I’m pretty sure that we can’t discuss this enough. I’m also considering to stop using GraphQL, because it’s a dishonest way to treat the users of your software / library / specification / etc.
The purpose behind patents is to provide a temporary right to restrict other people from using your technology, in exchange for getting the technology or invention into the public domain after a certain period of time. It’s a government-sanctioned time-limited ‘no tresspassing’ agreement, in exchange for open-sourcing the technology into the public domain.
Now, keep in mind that React is a client-side technology. By design, it is exactly meant to be sent to other people (browser clients). By design, it is meant to be interpreted source-code that others can use. By design, it has an ecosystem of tools that support breaking it apart, analyzing it, studying it, debugging it, etc.
So, what this React license basically says is this: if you design your app in React, expect other people to be able to disassemble the client and study it. Don’t hide your trade secrets in the client or the React code. Because Facebook (and any other React developers) will be able to open up the client in a debugging tool, and grab the client side code. It’s a post-facto argument to the effect that React works precisely because it’s interpretable and debuggable by clients; so don’t expect to be able to enforce patent rights through it. And don’t sue us if we use that knowledge to look at your codes, and implement our own similar products.
So I’m somewhere between ‘this clause is mostly meaningless’, and ‘it’s actually better than the old Microsoft licenses’. It’s more a statement of fact - parsed through legalese - than it is an agreement of rights. And the message it conveys is applicable to Blaze, Vue, and all the other front-end rendering technologies. Anything we write in client code is subject to being decompiled by competitors and used in competing products.
So don’t expect to be able to sue anybody else over them implementing competing products that are substantially similar to your front-end react/blaze/vue code. Front-end code isn’t the place to implement logic or business processes that are patentable or trade secrets. Keep that stuff on the server and in private source-controlled packages or behind VPNs.
Had this article been written/released by the current FB team, I think I would feel a little more comfortable. It leaves much less to the imagination, and understanding the reasoning behind FB’s actions is certainly helpful in justifying React usage.
Unfortunately, the official statement is much more business-language oriented and doesn’t really offer any insight into the actual events that led up to where we are currently.
If you’ve been following the patent discussions on github, it makes it seem like there are a handful of people holed away that are making these decisions, and the rest of us are simply privy to the actual outcome, rather than the strategy behind the outcome. Many things are “being taken into consideration”, but again, the lack of transparency is still troubling.
It seems as though the author is trying to aleve some of the tension surrounding this by humanizing the situation, but as a non-lawyer and non-FB representative, I’m not sure how much traction it can really generate.

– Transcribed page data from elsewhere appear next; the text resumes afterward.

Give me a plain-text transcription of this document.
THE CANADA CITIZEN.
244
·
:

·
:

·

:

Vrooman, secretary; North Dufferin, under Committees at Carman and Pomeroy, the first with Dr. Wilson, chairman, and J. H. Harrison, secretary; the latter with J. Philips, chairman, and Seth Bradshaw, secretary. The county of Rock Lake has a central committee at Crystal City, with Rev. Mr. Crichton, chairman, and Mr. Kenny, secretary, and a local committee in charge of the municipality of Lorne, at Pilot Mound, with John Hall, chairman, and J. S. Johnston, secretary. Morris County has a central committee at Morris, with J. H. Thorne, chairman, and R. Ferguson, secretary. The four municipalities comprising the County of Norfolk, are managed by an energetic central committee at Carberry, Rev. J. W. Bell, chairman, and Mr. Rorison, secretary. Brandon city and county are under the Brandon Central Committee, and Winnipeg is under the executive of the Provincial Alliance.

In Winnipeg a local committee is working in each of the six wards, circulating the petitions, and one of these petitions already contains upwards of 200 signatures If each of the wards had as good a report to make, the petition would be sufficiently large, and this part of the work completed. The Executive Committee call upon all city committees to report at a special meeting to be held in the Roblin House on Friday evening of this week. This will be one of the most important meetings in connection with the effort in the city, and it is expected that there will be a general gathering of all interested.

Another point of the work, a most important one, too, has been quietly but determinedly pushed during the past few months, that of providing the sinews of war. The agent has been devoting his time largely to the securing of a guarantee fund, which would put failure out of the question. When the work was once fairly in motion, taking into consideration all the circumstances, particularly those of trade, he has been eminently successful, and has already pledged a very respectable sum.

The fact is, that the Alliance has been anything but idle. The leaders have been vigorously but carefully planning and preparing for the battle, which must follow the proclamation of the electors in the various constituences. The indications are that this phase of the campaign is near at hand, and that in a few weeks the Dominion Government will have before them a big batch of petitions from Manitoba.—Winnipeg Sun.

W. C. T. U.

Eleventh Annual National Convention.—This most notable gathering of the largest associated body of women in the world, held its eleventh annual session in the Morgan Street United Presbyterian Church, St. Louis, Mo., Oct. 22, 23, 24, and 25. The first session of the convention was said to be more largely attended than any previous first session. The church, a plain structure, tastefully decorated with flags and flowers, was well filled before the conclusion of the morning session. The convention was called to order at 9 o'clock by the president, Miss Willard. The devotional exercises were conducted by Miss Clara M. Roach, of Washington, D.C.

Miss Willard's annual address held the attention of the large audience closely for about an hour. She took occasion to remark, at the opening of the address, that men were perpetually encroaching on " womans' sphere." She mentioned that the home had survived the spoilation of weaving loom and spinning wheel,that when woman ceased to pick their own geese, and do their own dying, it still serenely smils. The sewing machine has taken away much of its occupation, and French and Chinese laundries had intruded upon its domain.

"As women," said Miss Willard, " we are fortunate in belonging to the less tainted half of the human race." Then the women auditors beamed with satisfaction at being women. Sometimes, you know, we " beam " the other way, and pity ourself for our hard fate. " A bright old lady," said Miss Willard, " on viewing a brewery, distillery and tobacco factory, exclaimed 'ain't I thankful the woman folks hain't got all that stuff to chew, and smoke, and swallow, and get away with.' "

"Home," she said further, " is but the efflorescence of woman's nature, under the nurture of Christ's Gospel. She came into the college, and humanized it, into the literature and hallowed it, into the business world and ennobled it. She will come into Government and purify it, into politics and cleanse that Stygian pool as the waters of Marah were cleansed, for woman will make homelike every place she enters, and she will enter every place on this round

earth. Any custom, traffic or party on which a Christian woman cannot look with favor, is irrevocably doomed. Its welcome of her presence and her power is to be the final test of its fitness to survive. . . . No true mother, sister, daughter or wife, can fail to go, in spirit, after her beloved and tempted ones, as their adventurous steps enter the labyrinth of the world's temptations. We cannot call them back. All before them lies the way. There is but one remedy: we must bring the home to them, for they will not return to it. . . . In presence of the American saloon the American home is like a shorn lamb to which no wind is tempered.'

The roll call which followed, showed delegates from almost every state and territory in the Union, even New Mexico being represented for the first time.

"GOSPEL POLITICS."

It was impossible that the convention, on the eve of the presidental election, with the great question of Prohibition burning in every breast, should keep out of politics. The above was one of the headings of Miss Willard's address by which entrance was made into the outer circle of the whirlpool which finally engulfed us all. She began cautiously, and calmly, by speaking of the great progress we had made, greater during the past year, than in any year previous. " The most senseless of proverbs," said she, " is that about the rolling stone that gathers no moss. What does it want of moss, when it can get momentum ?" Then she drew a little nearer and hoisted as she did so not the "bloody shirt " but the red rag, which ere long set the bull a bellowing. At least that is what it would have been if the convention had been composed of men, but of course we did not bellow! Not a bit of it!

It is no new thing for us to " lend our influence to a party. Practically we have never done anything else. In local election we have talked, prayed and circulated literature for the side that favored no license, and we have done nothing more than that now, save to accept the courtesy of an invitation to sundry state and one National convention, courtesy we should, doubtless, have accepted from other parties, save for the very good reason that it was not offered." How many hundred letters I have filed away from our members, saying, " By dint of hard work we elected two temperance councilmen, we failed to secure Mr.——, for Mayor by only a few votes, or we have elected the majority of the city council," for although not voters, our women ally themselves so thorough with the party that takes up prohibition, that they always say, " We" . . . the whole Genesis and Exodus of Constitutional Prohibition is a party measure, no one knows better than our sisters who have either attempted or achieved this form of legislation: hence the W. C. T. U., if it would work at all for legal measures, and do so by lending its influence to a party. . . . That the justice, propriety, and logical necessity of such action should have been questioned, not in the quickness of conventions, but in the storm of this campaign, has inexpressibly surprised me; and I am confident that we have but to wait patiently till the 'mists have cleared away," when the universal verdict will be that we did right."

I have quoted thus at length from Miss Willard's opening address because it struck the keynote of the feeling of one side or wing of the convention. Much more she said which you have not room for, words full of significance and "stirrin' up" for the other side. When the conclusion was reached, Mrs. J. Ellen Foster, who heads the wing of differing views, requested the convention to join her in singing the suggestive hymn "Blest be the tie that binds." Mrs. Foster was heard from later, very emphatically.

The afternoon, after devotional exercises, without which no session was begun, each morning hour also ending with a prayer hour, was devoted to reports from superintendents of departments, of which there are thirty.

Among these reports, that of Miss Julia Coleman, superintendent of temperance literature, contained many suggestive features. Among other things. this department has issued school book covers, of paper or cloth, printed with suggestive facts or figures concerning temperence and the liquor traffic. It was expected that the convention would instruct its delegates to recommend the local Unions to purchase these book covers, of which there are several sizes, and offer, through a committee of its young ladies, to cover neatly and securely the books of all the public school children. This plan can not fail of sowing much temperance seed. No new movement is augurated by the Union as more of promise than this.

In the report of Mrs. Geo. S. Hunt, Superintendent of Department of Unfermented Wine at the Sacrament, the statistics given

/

Unless of course, that larger company is: Netflix, Yahoo, Atlassian, Microsoft, Skype, Apple, Amazon, Uber, Tesla, Salesforce, Airbnb, Twitter, Pinterest, PayPal, Slack, Dropbox, Google, Intuit, or many of the other large corporations who are using React.
Yeah I’m really not concerned, at all. But I’m happy to note the development as in favor of the “anti-react” crew’s argument.
Honestly, I see Facebook probably caving on the patent if another 4-6 big names dump react.
The issue is, nobody seems to be sure if Vue or Preact or anything else is actual safe from the patent (assuming the clause is even remotely enforceable in real life). People forget that there are a lot of bad patents out there and bad contracts that end up just being pixels on a screen or ink on paper when they get into a court room.
I obviously agree about the bad patents and testing them in court… I’ve been involved in several such trials. In my experience, probably 50% of issues patents are invalid.
But there is a caveat. Courts give issued patents a presumption of validity. A defendant must prove invalidity by clear and convincing evidence – a standard between preponderance of the evidence and beyond a reasonable doubt. Not a small hurdle.